贺信老老实实地点头哈腰,憋了笑:“没笑,没笑。咳,小彩虹大人定是离得远,没看清罢了。”

“去你的,说什么怪话。”万霓偷摸捣了贺信一拳,左右看看,带着二人去了无人的屋子,“我怎么没看清了?按你教我的口诀——灵力散,花尽欢,人家刚才都进状态了。”

“对喽,问题就出在这灵力散上。”贺信摇头晃脑,“不仅得人灵力散,灵植也得散。两种灵力交融为一,此刻才是真到了完全共鸣的状态,单向的散灵是没法感知织心草的。”

万霓本身不修药,贺信又是术研型,这一通讲下来,估摸着只有云落星自己知道差了什么感觉。

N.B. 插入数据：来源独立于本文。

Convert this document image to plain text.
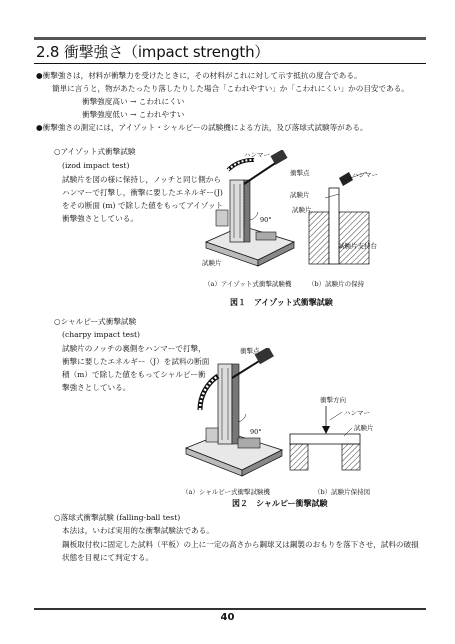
2.8 衝撃強さ（impact strength）
●衝撃強さは，材料が衝撃力を受けたときに，その材料がこれに対して示す抵抗の度合である。
簡単に言うと，物があたったり落したりした場合「こわれやすい」か「こわれにくい」かの目安である。
衝撃強度高い → こわれにくい
衝撃強度低い → こわれやすい
●衝撃強さの測定には，アイゾット・シャルピーの試験機による方法，及び落球式試験等がある。
○アイゾット式衝撃試験
(izod impact test)
試験片を図の様に保持し，ノッチと同じ側から
ハンマーで打撃し，衝撃に要したエネルギー(J)
をその断面 (m) で除した値をもってアイゾット
衝撃強さとしている。
ハンマー
衝撃点
試験片
90°
試験片
ハンマー
試験片
試験片支持台
（a）アイゾット式衝撃試験機	（b）試験片の保持
図１　アイゾット式衝撃試験
○シャルピー式衝撃試験
(charpy impact test)
試験片のノッチの裏側をハンマーで打撃，
衝撃に要したエネルギー（J）を試料の断面
積（m）で除した値をもってシャルピー衝
撃強さとしている。
衝撃点
90°
衝撃方向
ハンマー
試験片
（a）シャルピー式衝撃試験機	（b）試験片保持図
図２　シャルピー衝撃試験
○落球式衝撃試験 (falling-ball test)
本法は，いわば実用的な衝撃試験法である。
鋼板取付枚に固定した試料（平板）の上に一定の高さから鋼球又は鋼製のおもりを落下させ，試料の破損
状態を目視にて判定する。
40
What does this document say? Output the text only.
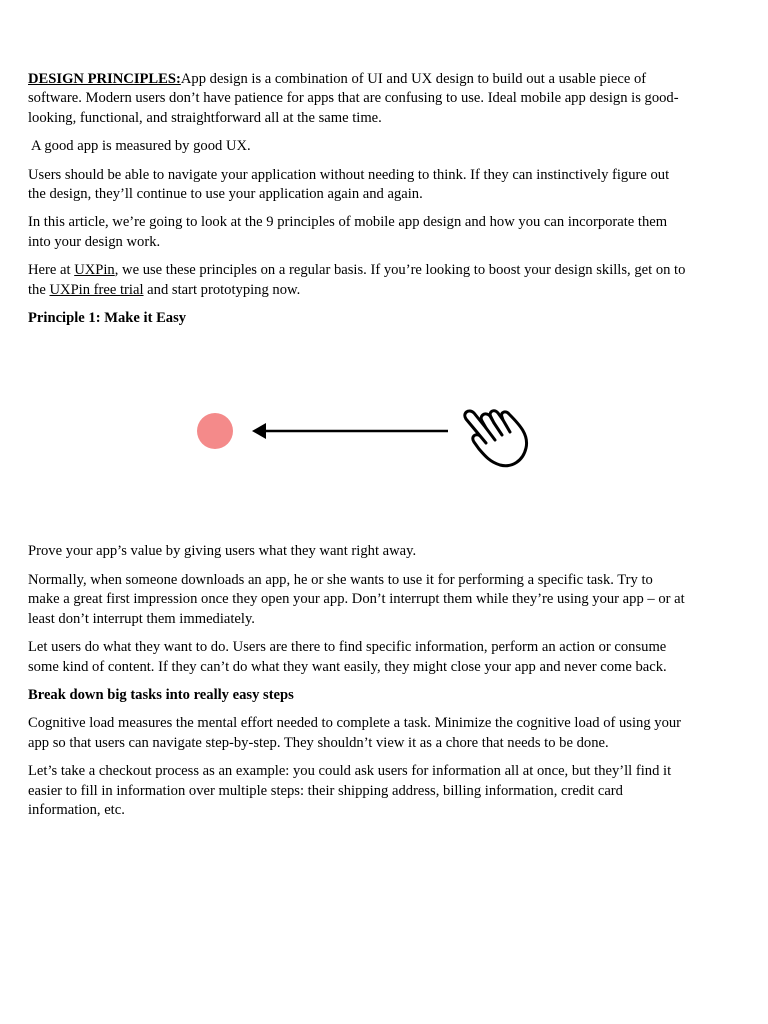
DESIGN PRINCIPLES:App design is a combination of UI and UX design to build out a usable piece of software. Modern users don’t have patience for apps that are confusing to use. Ideal mobile app design is good-looking, functional, and straightforward all at the same time.

A good app is measured by good UX.

Users should be able to navigate your application without needing to think. If they can instinctively figure out the design, they’ll continue to use your application again and again.

In this article, we’re going to look at the 9 principles of mobile app design and how you can incorporate them into your design work.

Here at UXPin, we use these principles on a regular basis. If you’re looking to boost your design skills, get on to the UXPin free trial and start prototyping now.

Principle 1: Make it Easy

Prove your app’s value by giving users what they want right away.

Normally, when someone downloads an app, he or she wants to use it for performing a specific task. Try to make a great first impression once they open your app. Don’t interrupt them while they’re using your app – or at least don’t interrupt them immediately.

Let users do what they want to do. Users are there to find specific information, perform an action or consume some kind of content. If they can’t do what they want easily, they might close your app and never come back.

Break down big tasks into really easy steps

Cognitive load measures the mental effort needed to complete a task. Minimize the cognitive load of using your app so that users can navigate step-by-step. They shouldn’t view it as a chore that needs to be done.

Let’s take a checkout process as an example: you could ask users for information all at once, but they’ll find it easier to fill in information over multiple steps: their shipping address, billing information, credit card information, etc.
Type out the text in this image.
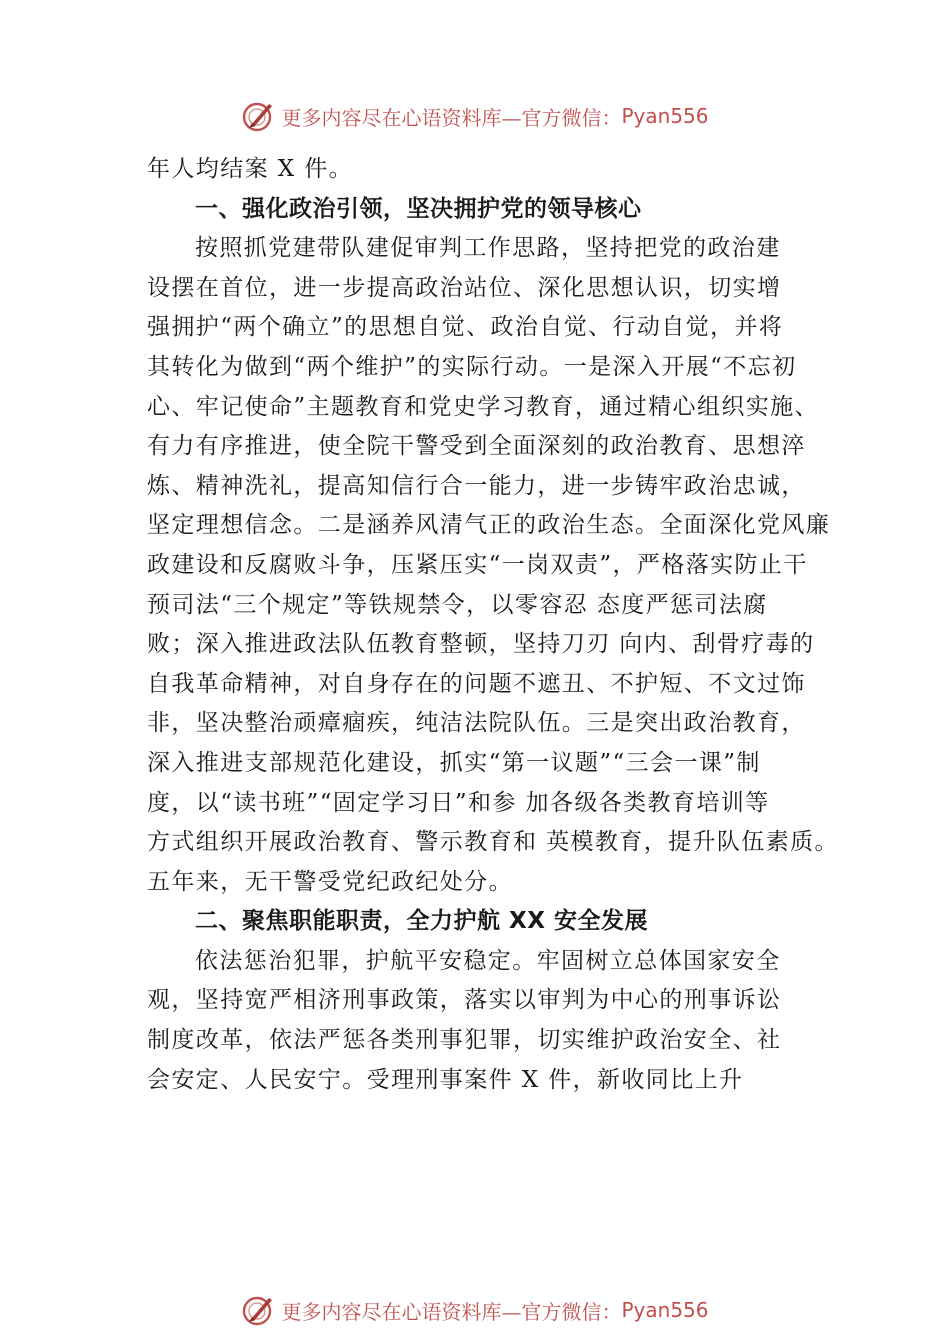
更多内容尽在心语资料库—官方微信： Pyan556
年人均结案 X 件。
一、强化政治引领，坚决拥护党的领导核心
按照抓党建带队建促审判工作思路，坚持把党的政治建
设摆在首位，进一步提高政治站位、深化思想认识，切实增
强拥护“两个确立”的思想自觉、政治自觉、行动自觉，并将
其转化为做到“两个维护”的实际行动。一是深入开展“不忘初
心、牢记使命”主题教育和党史学习教育，通过精心组织实施、
有力有序推进，使全院干警受到全面深刻的政治教育、思想淬
炼、精神洗礼，提高知信行合一能力，进一步铸牢政治忠诚，
坚定理想信念。二是涵养风清气正的政治生态。全面深化党风廉
政建设和反腐败斗争，压紧压实“一岗双责”，严格落实防止干
预司法“三个规定”等铁规禁令，以零容忍 态度严惩司法腐
败；深入推进政法队伍教育整顿，坚持刀刃 向内、刮骨疗毒的
自我革命精神，对自身存在的问题不遮丑、不护短、不文过饰
非，坚决整治顽瘴痼疾，纯洁法院队伍。三是突出政治教育，
深入推进支部规范化建设，抓实“第一议题”“三会一课”制
度，以“读书班”“固定学习日”和参 加各级各类教育培训等
方式组织开展政治教育、警示教育和 英模教育，提升队伍素质。
五年来，无干警受党纪政纪处分。
二、聚焦职能职责，全力护航 XX 安全发展
依法惩治犯罪，护航平安稳定。牢固树立总体国家安全
观，坚持宽严相济刑事政策，落实以审判为中心的刑事诉讼
制度改革，依法严惩各类刑事犯罪，切实维护政治安全、社
会安定、人民安宁。受理刑事案件 X 件，新收同比上升
更多内容尽在心语资料库—官方微信： Pyan556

确实,刚才抵挡白鹤第二击时她强行与蚀月花共鸣,虽然一打眼看过去好像和完整的共鸣没什么差别,实际上天差地别。她做的事有点像朝着神明祈愿,并且获得了回报,而完全共鸣则是一个通讯把神明喊出来两人谈合作。

“唔……我听不懂。”万霓只觉得拗口,一手按头,一手把贺信推给云落星,“得得得,别教我,去教能听懂的。”

“说起来,你这也不容易,甚至说更难复现。”贺信严肃地打量着云落星,“要知道单向散灵还能使得灵植听话的情况是很荒谬的,毕竟灵植一般不会听从“下位者”的话。”

贺信取了几种不同的灵植给云落星,结果出奇一致,无论何种等级的灵植都能很好地接受单向散灵。不过他的脸色也越来越难看,甚至翻起了不知什么年代的古籍。

云落星颇为惊恐地看着贺信一页页查阅那本老祖级的破烂古籍,只觉得有一种看医生时准备用自己名字命名新疾病的感觉。

好在他翻到某页时倏地双眼一亮,仔仔细细查阅起来:“没事。这倒是巧了,你运气好啊!”

“看这个。”他把书哗啦一翻转,云落星都担心那古籍散架,“虽然你没说过,我猜这是你的症状?”